En toute logique, l’ultime film d’un Joao Cesar Monteiro se sachant condamné aurait pu être son Blanche neige, réalisé en 2000, « adaptation libre », comme on dit, du texte de Robert Walser : un écran noir, le texte, et puis c’est tout. Rideau. Mais le cinéaste, mort en février dernier, préférait partir en pleine lumière. Contrairement à Nosferatu, ce jumeau avec lequel il partage son corps cadavérique et magnétique de sublime vieillard, il a besoin de lumière, quitte à se replier derrière ses lunettes noires pour mieux la goûter.
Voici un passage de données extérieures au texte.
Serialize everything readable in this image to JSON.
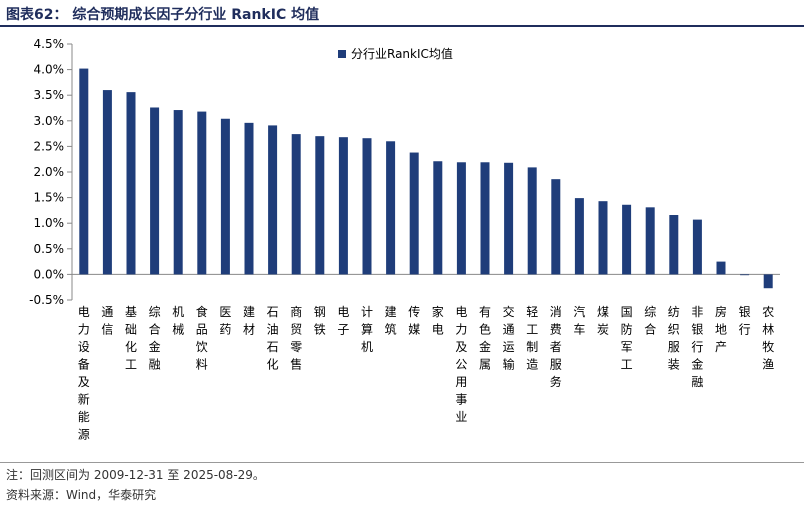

Même aspiré, comme Nosferatu, par les ténèbres, Monteiro reste un cinéaste diurne, solaire, d’accord pour mourir à condition de sortir une dernière fois dehors pour se baigner dans la clarté du jour. D’où cet ultime va-et-vient au bord de la vie, au fond d’un bus parcourant les rues de Lisbonne et trimbalant le vieux dandy de sa grande maison au parc, du grand parc à sa maison. Dans le bus, c’est tout le souci du collectif de Monteiro qui apparaît, un souci forcément caché par l’aristocratique trivialité affichée par le cinéaste à travers son personnage et alter ego João de Deus (Souvenirs de la maison jaune, La Comédie de Dieu, Les Noces de Dieu), jouisseur solitaire qui ne reconnaît comme interlocuteur que Dieu (sûrement mort), des pâtissiers ou de sublimes créatures féminines possédant les exquis poils pubiens dont il raffole. Mais Joao de Deus n’est plus, le héros de Va et vient s’appelle João Vuvu.
Joao Vuvu recrute des femmes de ménage par petites annonces, les sous-paie (« pour entretenir la conscience révolutionnaire ») et parle avec elles. Via ce nouveau personnage (ou plutôt ce nouveau nom), Monteiro en profite aussi pour introduire in extremis dans son œuvre une dimension inhabituelle : le rapport à la paternité (et donc à la filiation). Au milieu du défilé des femmes de ménage débarque le fils de João Vuvu, un gangster tout juste libéré de prison. Le film à ce moment semble s’apaiser, se ralentir, prendre le temps de peser cette question : que faire de nos enfants ? Mais la petite aventure, la petite saillie impromptue, tourne court : le fils est sagement repenti, parle de maison de retraite pour son père, lui annonce qu’il a fait don de son butin à des bonnes œuvres. Vuvu tombe de haut mais c’est le fils qui chute, balancé à la flotte, ni une ni deux, par les longues mains maigres d’un père qui lui avait montré de joyeux chemins buissonniers, et masqué à dessein le triste sentier des compromis.
Il y a toujours chez le cinéaste le désir de faire honneur à ce qu’il filme. Dans Va et vient, on le sent dans le moindre plan, dans chaque particule de la lumière lusitanienne, dans cette manière de dessiner le corps des femmes dont la silhouette se laisse entrevoir sous la robe, en contre-jour, ou à travers une vitre translucide. Il y a les bras d’honneur (dans la chambre d’hôpital de Vuvu, un phallus géant ostentatoirement posé devant un drapeau américain et une photo de George Bush) et il y a les points d’honneur. On peut être insoumis comme le fut Monteiro, rien n’interdit de s’en accorder. Juste retour des choses, à la fin du film, une sensuelle sirène lascivement allongée sur l’entrelacs des branches d’un arbre vient séduire Monteiro. Ce sera la dernière.
Voilà, c’est tout. On n’imaginait pas plus beau et plus majestueux départ, mais Va et vient n’est pas tout à fait fini. Il reste non pas à conclure -car rien n’est terminé- mais à revenir, une dernière fois, là où tout commence. On ne dira pas de quoi il s’agit, sinon que la dernière image offerte par le cinéma de Monteiro, est gigantesque, déchirante et souveraine, à peine concevable, d’avance légendaire. L’oeil était dans la tombe et regardait Monteiro : il est allé le chercher et n’en reviendra plus.